В то время как Крис и Дейв удачно выскользнули из-под обломков "Hирваны", Кортни Лав остается живым воплощением духа этой утраты. Если именно она поддерживает огонь, то, похоже, он может перекинуться на всех нас. После смерти Курта Кортни прорвалась сквозь колючую проволоку и прошла по битому стеклу мертвой зоны к жизни, преодолев и те препятствия, которые она сама себе создала.

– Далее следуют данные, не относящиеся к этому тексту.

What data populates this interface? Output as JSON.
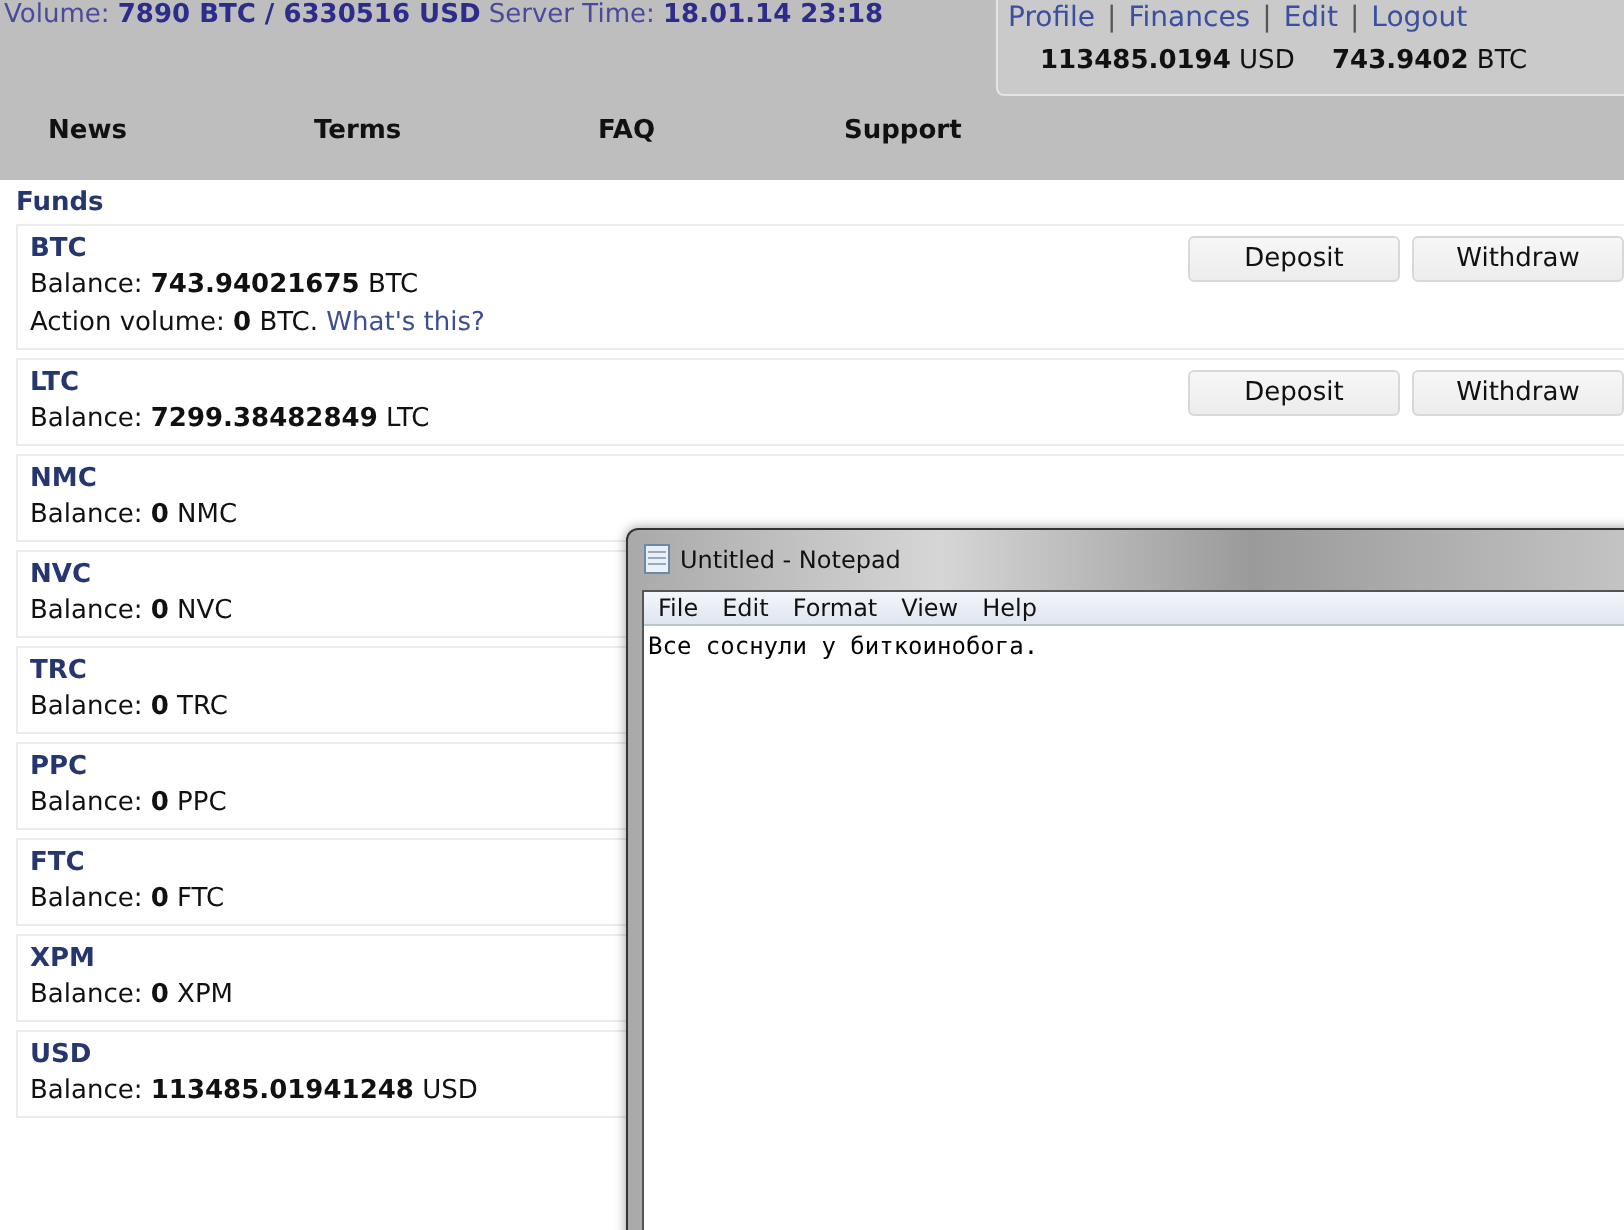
{
  "header": {
    "stats": "Volume: **7890 BTC / 6330516 USD** Server Time: **18.01.14 23:18**",
    "account_links": [
      "Profile",
      "Finances",
      "Edit",
      "Logout"
    ],
    "link_separator": "|",
    "balances": [
      {
        "amount": "113485.0194",
        "unit": "USD"
      },
      {
        "amount": "743.9402",
        "unit": "BTC"
      }
    ],
    "nav": [
      "News",
      "Terms",
      "FAQ",
      "Support"
    ]
  },
  "funds": {
    "title": "Funds",
    "items": [
      {
        "code": "BTC",
        "balance": "Balance: **743.94021675** BTC",
        "action": "Action volume: **0** BTC.",
        "action_link": "What's this?",
        "buttons": [
          "Deposit",
          "Withdraw"
        ]
      },
      {
        "code": "LTC",
        "balance": "Balance: **7299.38482849** LTC",
        "buttons": [
          "Deposit",
          "Withdraw"
        ]
      },
      {
        "code": "NMC",
        "balance": "Balance: **0** NMC"
      },
      {
        "code": "NVC",
        "balance": "Balance: **0** NVC"
      },
      {
        "code": "TRC",
        "balance": "Balance: **0** TRC"
      },
      {
        "code": "PPC",
        "balance": "Balance: **0** PPC"
      },
      {
        "code": "FTC",
        "balance": "Balance: **0** FTC"
      },
      {
        "code": "XPM",
        "balance": "Balance: **0** XPM"
      },
      {
        "code": "USD",
        "balance": "Balance: **113485.01941248** USD"
      }
    ]
  },
  "notepad": {
    "title": "Untitled - Notepad",
    "menu": [
      "File",
      "Edit",
      "Format",
      "View",
      "Help"
    ],
    "text": "Все соснули у биткоинобога."
  }
}
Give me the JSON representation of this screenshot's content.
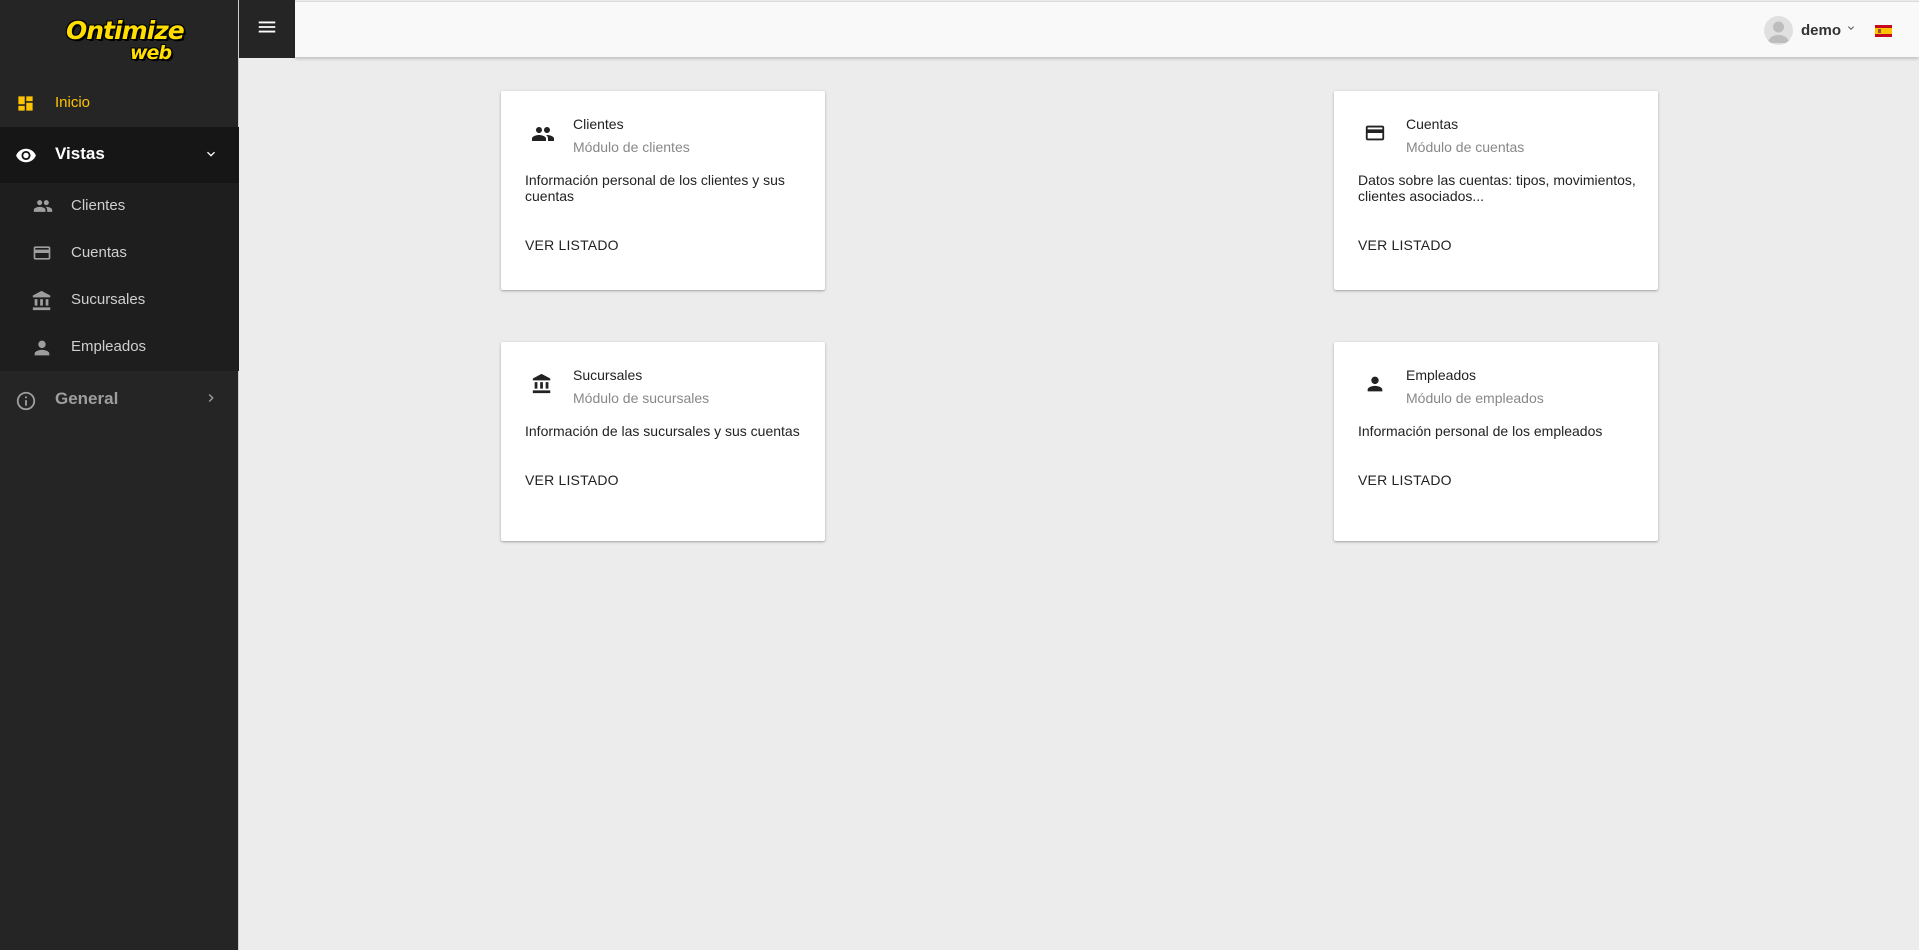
{
  "app": {
    "logo_main": "Ontimize",
    "logo_sub": "web"
  },
  "header": {
    "menu_icon": "hamburger-menu-icon",
    "user_name": "demo",
    "language_flag": "spain-flag-icon"
  },
  "sidebar": {
    "inicio": {
      "label": "Inicio",
      "icon": "dashboard-icon",
      "color": "#ffc400"
    },
    "vistas": {
      "label": "Vistas",
      "icon": "eye-icon",
      "expanded": true,
      "items": [
        {
          "label": "Clientes",
          "icon": "people-icon"
        },
        {
          "label": "Cuentas",
          "icon": "credit-card-icon"
        },
        {
          "label": "Sucursales",
          "icon": "bank-icon"
        },
        {
          "label": "Empleados",
          "icon": "person-icon"
        }
      ]
    },
    "general": {
      "label": "General",
      "icon": "info-icon",
      "expanded": false
    }
  },
  "cards": [
    {
      "title": "Clientes",
      "subtitle": "Módulo de clientes",
      "description": "Información personal de los clientes y sus cuentas",
      "action": "VER LISTADO",
      "icon": "people-icon"
    },
    {
      "title": "Cuentas",
      "subtitle": "Módulo de cuentas",
      "description": "Datos sobre las cuentas: tipos, movimientos, clientes asociados...",
      "action": "VER LISTADO",
      "icon": "credit-card-icon"
    },
    {
      "title": "Sucursales",
      "subtitle": "Módulo de sucursales",
      "description": "Información de las sucursales y sus cuentas",
      "action": "VER LISTADO",
      "icon": "bank-icon"
    },
    {
      "title": "Empleados",
      "subtitle": "Módulo de empleados",
      "description": "Información personal de los empleados",
      "action": "VER LISTADO",
      "icon": "person-icon"
    }
  ]
}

Самой сильной чертой характера Лав является ее неспособность к компромиссам и отступлению. До тех пор пока Кортни дышит, кричит и дерется, никто не сможет забыть Курта Кобейна или выставить его святым. Ирония заключается в том, что только смерть Кобейна, может быть, изменит ее - самую властную, непредсказуемую и запоминающуюся женщину в истории рока, - а Курт считал ее именно такой.

Hо одного он просто не мог предвидеть; он не ждал бессмертия после самоубийства. Курт Кобейн мертв, но футболки с его изображением живут. Это похоже на бесконечный кошмар из повести Стивена Кинга: человек настолько несчастен, что он изобретает новые способы убить себя только затем, чтобы, очнувшись на следующее утро, обнаружить, что еще жив. Курт уничтожил свой разум и свое тело, но кажется, его образ неуничтожим. Такова жуткая природа славы в насыщенные запахом смерти девяностые годы.

Спорим, Оливер Стоун снимет об этом фильм?